Malleys Chocolate

Grandpa Mike MalleyLife is sweet for the Malley family, but that’s not to sugarcoat the real challenges and sweaty nights that come with running a business. Founded in 1935 with $500 and a dream, Albert Martin Malley (Mike) opened the first Malley’s Chocolates on Madison Avenue in Lakewood.

Today, there are 21 Malley’s Chocolates stores, an expansive manufacturing facility on Brookpark Road and a robust fundraising business. A lot has changed since those early days, but the foundation of Malley’s brand has stayed the same.

“What my grandfather was known for when he made his first chocolate was that he had a good product at a fair price, and that is the key to our success and longevity,” says Mike Malley, part of the third generation of Malley’s running the business. Malley joined the family business after a career in publishing, now working alongside three brothers and sisters: Dan, “Bee” (Bill), Packy and “Sis” (Adele).

            Mike Malley remembers his father, Bill, encouraging him and his siblings to attend COSE events when the third generation began growing their involvement in the family business. Malley’s Chocolates was part of the first wave of companies that joined COSE 40 years ago when our organization was founded.

“My dad was really big with getting involved with COSE,” Malley recalls. “It was a good way for him to meet like-minded business owners that were in the same boat with him, whether trying to find sources of financing or providing health care coverage for a growing number of employees. He met people who turned out to be lifelong friends, and they shared ideas in a non-threatening environment.”

             This idea of sharing, giving and creating memories is exactly what Malley’s is all about. It’s where people gather for celebrations at the stores’ ice cream parlors, and their chocolates are just the sweet treat to make someone’s day special.

“Malley’s is in the business of making people smile and enjoy themselves, which chocolate does,” Malley says simply. “We are in a fun business”, he said. “The recent Easter catalogs that my brother Dan conceptualized were very clever and fun.”

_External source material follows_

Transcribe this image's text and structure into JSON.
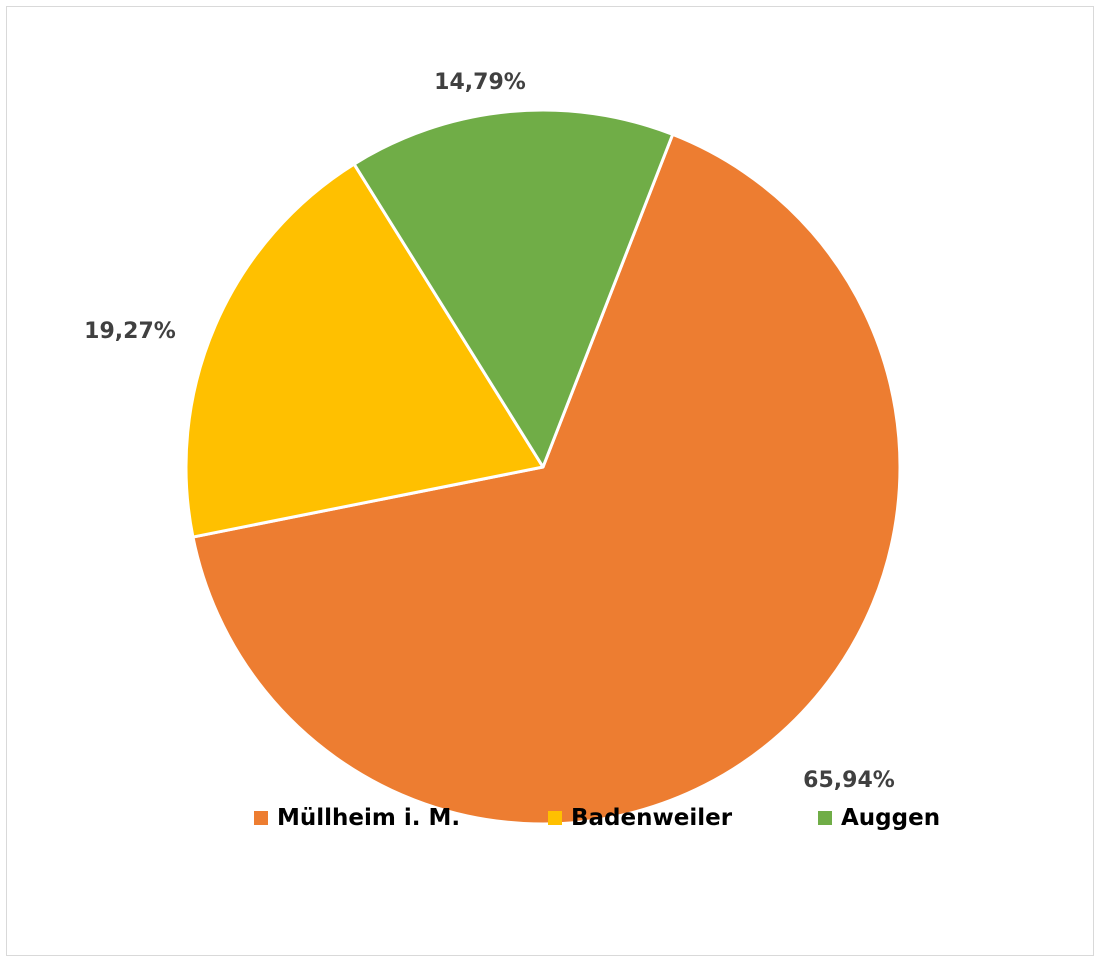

It has always been that way. Malley remembers being a  kid, camping out in a pup tent in the back yard with neighborhood friends. They would wait until after 11 p.m. when his father, Bill, returned home from work—stores were open late in summer because of the ice cream parlors. Then Bill would ask the crew, “Ready to go check out at North Olmsted?” That is the store with the carousel indoors.

“While dad counted the nightly receipts, we got to go into the ice cream parlor and make our favorite sundaes and bring home a bag of treats to munch on all night,” Malley shares. “We were quite a hit in the neighborhood.”

Today, Bill and Adele Malley have virtually retired, stepping out of day-to-day operations to let the third generation continue building on the sweet tradition of Malley’s and concoct the next chapters. Malley says the company has great opportunity for growth.

“We think our retail business has continued growth potential and perhaps beyond Northeast Ohio,” Malley says. “And, it’s no mystery the challenges that many schools are facing with renewing levies, and with more schools moving to pay-to-play, there is a real opportunity for Malley’s to provide a fundraising service, and we think we can grow that market as well.”

Of course, brand recognition and scaling up the business will present new challenges if the company decides to expand beyond the region. Here, Malley’s brand is a household name and enthusiasts put CHOC stickers on their cars in hopes of winning the company’s promised $500 if the mint, pink and brown emblem is spotted.

“It will take thought into how you service and grow a chain of stores as far as manufacturing facilities, logistics, infrastructure,” Malley says. “The key to all of these things is making sure we produce the best product and retain the terrific people we work with.”

Now in the business working alongside family, Malley says he feels a sense of servitude and obligation to help continue the tradition and support loyal employees who care very much for Malley’s. “The people here at Malley’s are looking to us, the third generation, and we’re in the business to make sure we sustain and maintain this,” he says.

Malley says his parents had “unyielding passion” for the business. “I mean, they really loved the business,” he says. “And they are genuinely fond of our customers, and that is one of our big-picture [keys to success]. You always hear people say, ‘Take care of your customers.’ My parents, when you came into their stores, made you feel special. And that has paid off in big dividends. As Malley’s has grown, we make sure we stay true to our roots. We may have 21 stores, but we want to make sure we are just as connected to the customers that come into every one of those locations.”